Por muchos años, su vida fue obnubilada por la brillantez de Diego Rivera y la censura pública. No podía salir bien librada una mujer, con cara de indígena, que gustaba de vestirse como hombre, beber como hombre y amar como hombre, en un México de principios de siglo.
Su obra artística es el recuento de su propia vida, pero vista desde dentro. Ella se nos abre -literalmente- en sus pinturas, y nos muestra sus entrañas, cargadas de dolor, de pasión y de belleza.
Salma Hayek, admiradora confesa de este icono del arte mejicano, se dio a la tarea de llevar a la pantalla grande una lectura de este personaje que ya es un mito. Su solo nombre (Frida) es excusa suficiente para correr a la sala de cine y ocupar la mejor butaca, aun a pesar de las críticas que ha tenido el filme, principalmente en México.
La música es hermosa. Con facilidad te envuelve en ese mundo apasionado y bohemio de los artistas mejicanos (y de cualquier país) que, como decía Chavela Vargas, son capaces de beberse todo el buen tequila en incontables noches de lágrimas, canto y poesía. Sin haber tenido la opción de ver todas las películas nominadas al Globo de Oro por su música, creo que el premio a esta película en esa categoría es merecido. En el filme, Frida pareciera haber nacido para ese tipo de vida. Capaz de tomar tequila como si fuera agua, demostrando ser más «macho» que Rivera y Siqueiros.
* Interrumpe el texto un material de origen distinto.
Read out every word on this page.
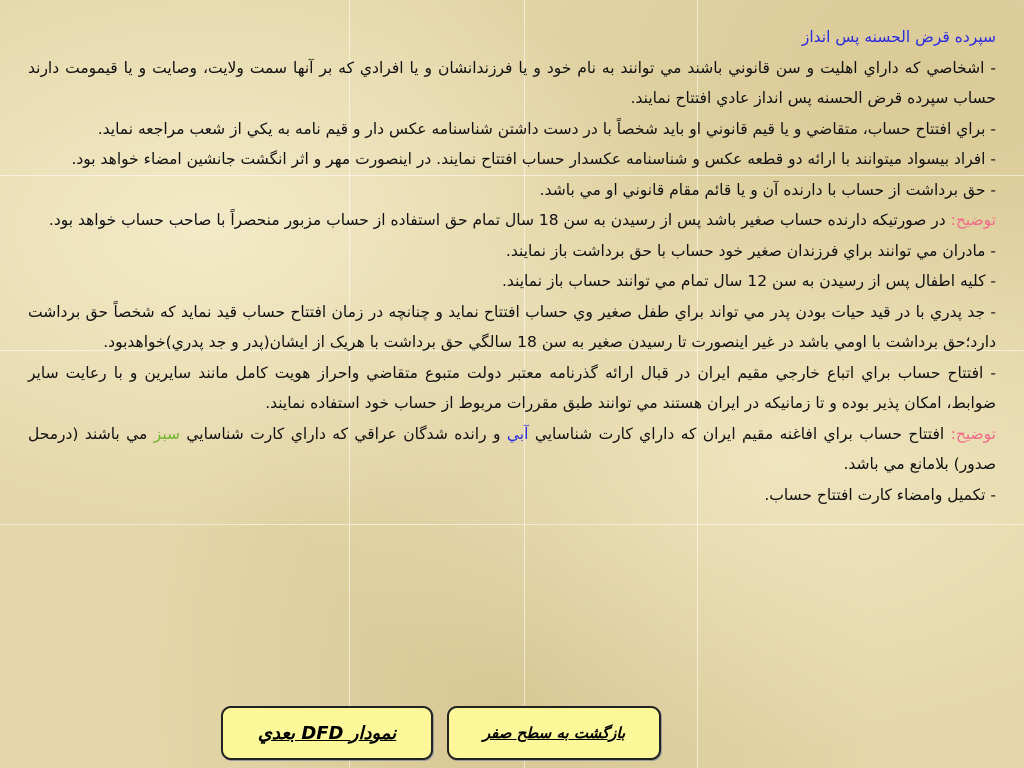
سپرده قرض الحسنه پس انداز

- اشخاصي که داراي اهليت و سن قانوني باشند مي توانند به نام خود و يا فرزندانشان و يا افرادي که بر آنها سمت ولايت، وصايت و يا قيمومت دارند حساب سپرده قرض الحسنه پس انداز عادي افتتاح نمايند.

- براي افتتاح حساب، متقاضي و يا قيم قانوني او بايد شخصاً با در دست داشتن شناسنامه عکس دار و قيم نامه به يکي از شعب مراجعه نمايد.

- افراد بيسواد ميتوانند با ارائه دو قطعه عکس و شناسنامه عکسدار حساب افتتاح نمايند. در اينصورت مهر و اثر انگشت جانشين امضاء خواهد بود.

- حق برداشت از حساب با دارنده آن و يا قائم مقام قانوني او مي باشد.

توضيح: در صورتيکه دارنده حساب صغير باشد پس از رسيدن به سن 18 سال تمام حق استفاده از حساب مزبور منحصراً با صاحب حساب خواهد بود.

- مادران مي توانند براي فرزندان صغير خود حساب با حق برداشت باز نمايند.

- کليه اطفال پس از رسيدن به سن 12 سال تمام مي توانند حساب باز نمايند.

- جد پدري با در قيد حيات بودن پدر مي تواند براي طفل صغير وي حساب افتتاح نمايد و چنانچه در زمان افتتاح حساب قيد نمايد که شخصاً حق برداشت دارد؛حق برداشت با اومي باشد در غير اينصورت تا رسيدن صغير به سن 18 سالگي حق برداشت با هريک از ايشان(پدر و جد پدري)خواهدبود.

- افتتاح حساب براي اتباع خارجي مقيم ايران در قبال ارائه گذرنامه معتبر دولت متبوع متقاضي واحراز هويت کامل مانند سايرين و با رعايت ساير ضوابط، امکان پذير بوده و تا زمانيکه در ايران هستند مي توانند طبق مقررات مربوط از حساب خود استفاده نمايند.

توضيح: افتتاح حساب براي افاغنه مقيم ايران که داراي کارت شناسايي آبي و رانده شدگان عراقي که داراي کارت شناسايي سبز مي باشند (درمحل صدور) بلامانع مي باشد.

- تکميل وامضاء کارت افتتاح حساب.

نمودار DFD بعدي	بازگشت به سطح صفر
En la película, su relación con Diego la marca de tal forma que pareciera que todos sus tópicos se midieran a partir de su relación: buena bebedora como él, artista como él (Diego decía que ella era mejor), comunista como él (aunque Diego estaba desencantado de Stalin) y capaz de acostarse con tantas mujeres como su marido.
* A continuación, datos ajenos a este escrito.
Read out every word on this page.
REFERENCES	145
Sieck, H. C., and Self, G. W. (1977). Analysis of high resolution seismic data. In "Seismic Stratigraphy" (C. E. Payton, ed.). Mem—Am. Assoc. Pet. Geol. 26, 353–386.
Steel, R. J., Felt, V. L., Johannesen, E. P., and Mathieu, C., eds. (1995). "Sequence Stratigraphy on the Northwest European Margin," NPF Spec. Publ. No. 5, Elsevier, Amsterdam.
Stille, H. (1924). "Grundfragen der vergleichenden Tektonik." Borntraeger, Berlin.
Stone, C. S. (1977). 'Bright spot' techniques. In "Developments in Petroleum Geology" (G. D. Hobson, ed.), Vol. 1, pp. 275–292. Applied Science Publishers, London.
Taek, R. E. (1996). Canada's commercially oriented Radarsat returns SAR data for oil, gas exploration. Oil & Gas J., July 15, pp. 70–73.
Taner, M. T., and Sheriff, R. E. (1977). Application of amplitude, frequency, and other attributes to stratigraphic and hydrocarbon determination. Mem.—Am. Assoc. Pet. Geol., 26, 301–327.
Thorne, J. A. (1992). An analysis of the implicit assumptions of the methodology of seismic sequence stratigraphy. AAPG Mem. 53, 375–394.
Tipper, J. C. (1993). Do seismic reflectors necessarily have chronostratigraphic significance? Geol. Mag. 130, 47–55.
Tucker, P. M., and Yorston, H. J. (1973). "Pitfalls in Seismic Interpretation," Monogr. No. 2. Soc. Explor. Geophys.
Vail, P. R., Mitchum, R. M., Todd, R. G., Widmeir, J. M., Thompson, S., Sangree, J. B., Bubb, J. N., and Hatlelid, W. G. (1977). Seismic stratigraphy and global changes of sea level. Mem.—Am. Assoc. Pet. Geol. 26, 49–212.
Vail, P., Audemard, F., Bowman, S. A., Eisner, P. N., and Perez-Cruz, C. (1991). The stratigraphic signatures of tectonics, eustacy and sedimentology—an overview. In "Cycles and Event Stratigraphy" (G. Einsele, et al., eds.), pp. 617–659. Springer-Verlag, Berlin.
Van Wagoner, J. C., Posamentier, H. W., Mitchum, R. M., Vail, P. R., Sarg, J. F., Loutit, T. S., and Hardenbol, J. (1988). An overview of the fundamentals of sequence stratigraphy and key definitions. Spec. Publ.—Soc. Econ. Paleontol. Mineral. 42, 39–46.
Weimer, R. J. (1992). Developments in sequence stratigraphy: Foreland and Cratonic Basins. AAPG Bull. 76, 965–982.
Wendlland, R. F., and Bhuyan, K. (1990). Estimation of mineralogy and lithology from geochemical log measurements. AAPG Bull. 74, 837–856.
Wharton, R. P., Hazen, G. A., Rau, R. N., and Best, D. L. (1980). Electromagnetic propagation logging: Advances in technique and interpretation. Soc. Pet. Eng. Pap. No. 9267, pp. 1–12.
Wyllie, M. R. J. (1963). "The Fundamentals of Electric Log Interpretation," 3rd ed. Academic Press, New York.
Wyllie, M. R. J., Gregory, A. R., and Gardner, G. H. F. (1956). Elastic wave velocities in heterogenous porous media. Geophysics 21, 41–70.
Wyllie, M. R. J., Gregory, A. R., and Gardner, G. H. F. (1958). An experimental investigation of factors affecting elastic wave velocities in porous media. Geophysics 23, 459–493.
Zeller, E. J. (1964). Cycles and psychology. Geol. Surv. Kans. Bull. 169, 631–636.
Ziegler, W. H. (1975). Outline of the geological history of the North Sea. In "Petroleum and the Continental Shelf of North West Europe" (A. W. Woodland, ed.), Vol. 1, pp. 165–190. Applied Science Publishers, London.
A veces pareciera que el papel se le va de las manos a Salma Hayek; sin embargo, logra transmitirnos múltiples sensaciones en torno a la figura de Frida. Nos preguntamos cómo una mujer tan poquita cosa (a veces se ve tan pequeña al lado de Diego) pudo encantar a tantos a su alrededor y, aún hoy, sigue encantándonos.
Para terminar, no puedo dejar de aludir al estilo de narración de la película… al vuelo de la mariposa (como diría Barthes -¿o Sade?-). El surrealismo de la obra de Frida se apodera del filme convirtiendo la narración en un juego en el que diversos lenguajes se entrecruzan. Los límites entre la vida de Frida y la película, su obra y el filme, se desvanecen, mostrándonos un juego divertido que a ratos nos sorprende.
Quizás sea tan solo un juego más de Frida, quien con su vestido típico o su traje de hombre, no dejaría pasar la oportunidad de hacernos un guiño y burlarse de nuestra insistencia por establecer límites y definir géneros.